Every flick of his wings is ceremony, every sip of water a ritual. When he sings, he does not sing like a bird in the forest, lost among a thousand voices. He sings like a monarch addressing his court. He knows he is heard. He knows he is important. And he is.
Fire That Refuses to Die
When I buried my first canary, Fresa, I carried her with me in a pot, under the bloom of bougainvillea. Her absence weighed on me for years. I thought I might never open my heart again to another bird. But then came Gim.
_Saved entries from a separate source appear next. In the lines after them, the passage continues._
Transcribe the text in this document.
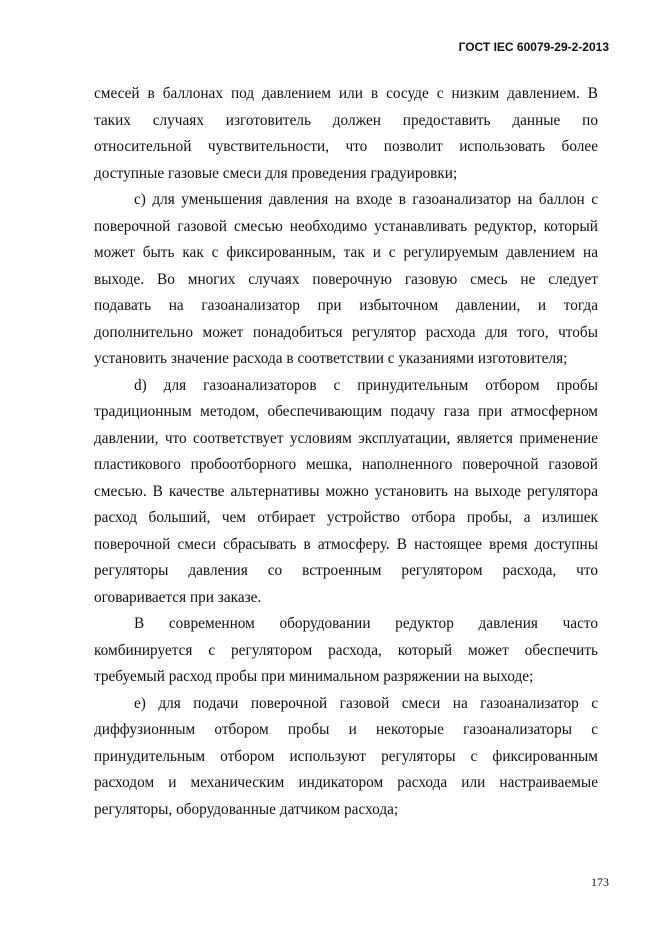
ГОСТ IEC 60079-29-2-2013
смесей в баллонах под давлением или в сосуде с низким давлением. В
таких случаях изготовитель должен предоставить данные по
относительной чувствительности, что позволит использовать более
доступные газовые смеси для проведения градуировки;
с) для уменьшения давления на входе в газоанализатор на баллон с
поверочной газовой смесью необходимо устанавливать редуктор, который
может быть как с фиксированным, так и с регулируемым давлением на
выходе. Во многих случаях поверочную газовую смесь не следует
подавать на газоанализатор при избыточном давлении, и тогда
дополнительно может понадобиться регулятор расхода для того, чтобы
установить значение расхода в соответствии с указаниями изготовителя;
d) для газоанализаторов с принудительным отбором пробы
традиционным методом, обеспечивающим подачу газа при атмосферном
давлении, что соответствует условиям эксплуатации, является применение
пластикового пробоотборного мешка, наполненного поверочной газовой
смесью. В качестве альтернативы можно установить на выходе регулятора
расход больший, чем отбирает устройство отбора пробы, а излишек
поверочной смеси сбрасывать в атмосферу. В настоящее время доступны
регуляторы давления со встроенным регулятором расхода, что
оговаривается при заказе.
В современном оборудовании редуктор давления часто
комбинируется с регулятором расхода, который может обеспечить
требуемый расход пробы при минимальном разряжении на выходе;
е) для подачи поверочной газовой смеси на газоанализатор с
диффузионным отбором пробы и некоторые газоанализаторы с
принудительным отбором используют регуляторы с фиксированным
расходом и механическим индикатором расхода или настраиваемые
регуляторы, оборудованные датчиком расхода;
173
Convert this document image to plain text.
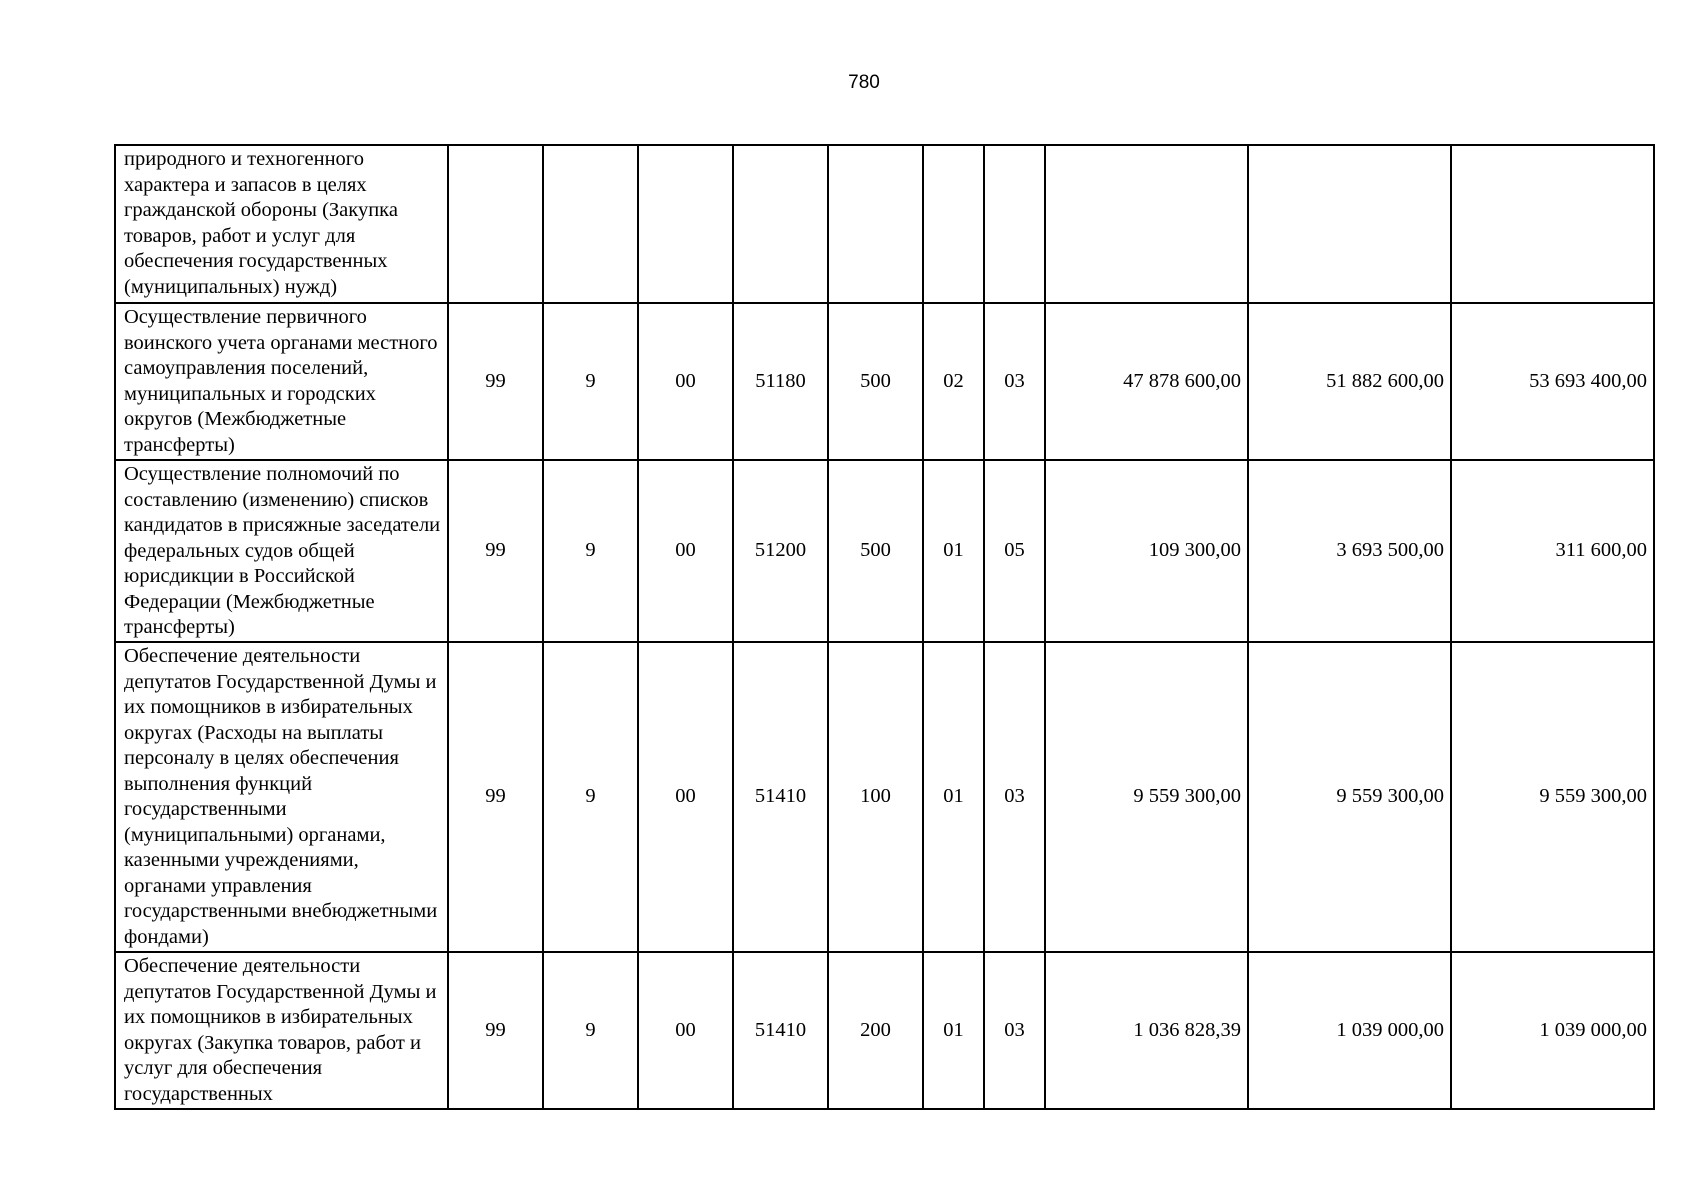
780
природного и техногенного характера и запасов в целях гражданской обороны (Закупка товаров, работ и услуг для обеспечения государственных (муниципальных) нужд)										
Осуществление первичного воинского учета органами местного самоуправления поселений, муниципальных и городских округов (Межбюджетные трансферты)	99	9	00	51180	500	02	03	47 878 600,00	51 882 600,00	53 693 400,00
Осуществление полномочий по составлению (изменению) списков кандидатов в присяжные заседатели федеральных судов общей юрисдикции в Российской Федерации (Межбюджетные трансферты)	99	9	00	51200	500	01	05	109 300,00	3 693 500,00	311 600,00
Обеспечение деятельности депутатов Государственной Думы и их помощников в избирательных округах (Расходы на выплаты персоналу в целях обеспечения выполнения функций государственными (муниципальными) органами, казенными учреждениями, органами управления государственными внебюджетными фондами)	99	9	00	51410	100	01	03	9 559 300,00	9 559 300,00	9 559 300,00
Обеспечение деятельности депутатов Государственной Думы и их помощников в избирательных округах (Закупка товаров, работ и услуг для обеспечения государственных	99	9	00	51410	200	01	03	1 036 828,39	1 039 000,00	1 039 000,00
He is not Fresa. He is his own spirit, his own flame. And yet, when I look at him, I feel that same thread of life tugging me back, binding me to joy. Where Fresa was a lesson in fragility, Gim is a lesson in endurance. He is fire that refuses to die.
My Flame-Bird
People who do not know canaries might say he is small, ordinary. But they have not seen how his feathers blaze in the sun. They have not felt the weight of his cry when I leave, nor the peace of his silence when I return. They have not heard the way his song can dissolve the noise of a city and turn it into something tolerable.
To me, he is not ordinary. He is my flame-bird. He is joy, captured and set free at the same time. He is the smallest reminder that life can be stubborn, radiant, and insistent.
And so I write about him. I keep his story alive in words, the way he keeps me alive in song. Because someday, someone will need to know that once, in a noisy house by the harbor, there was an orange canary who sang like fire, and a woman who refused to die because of him.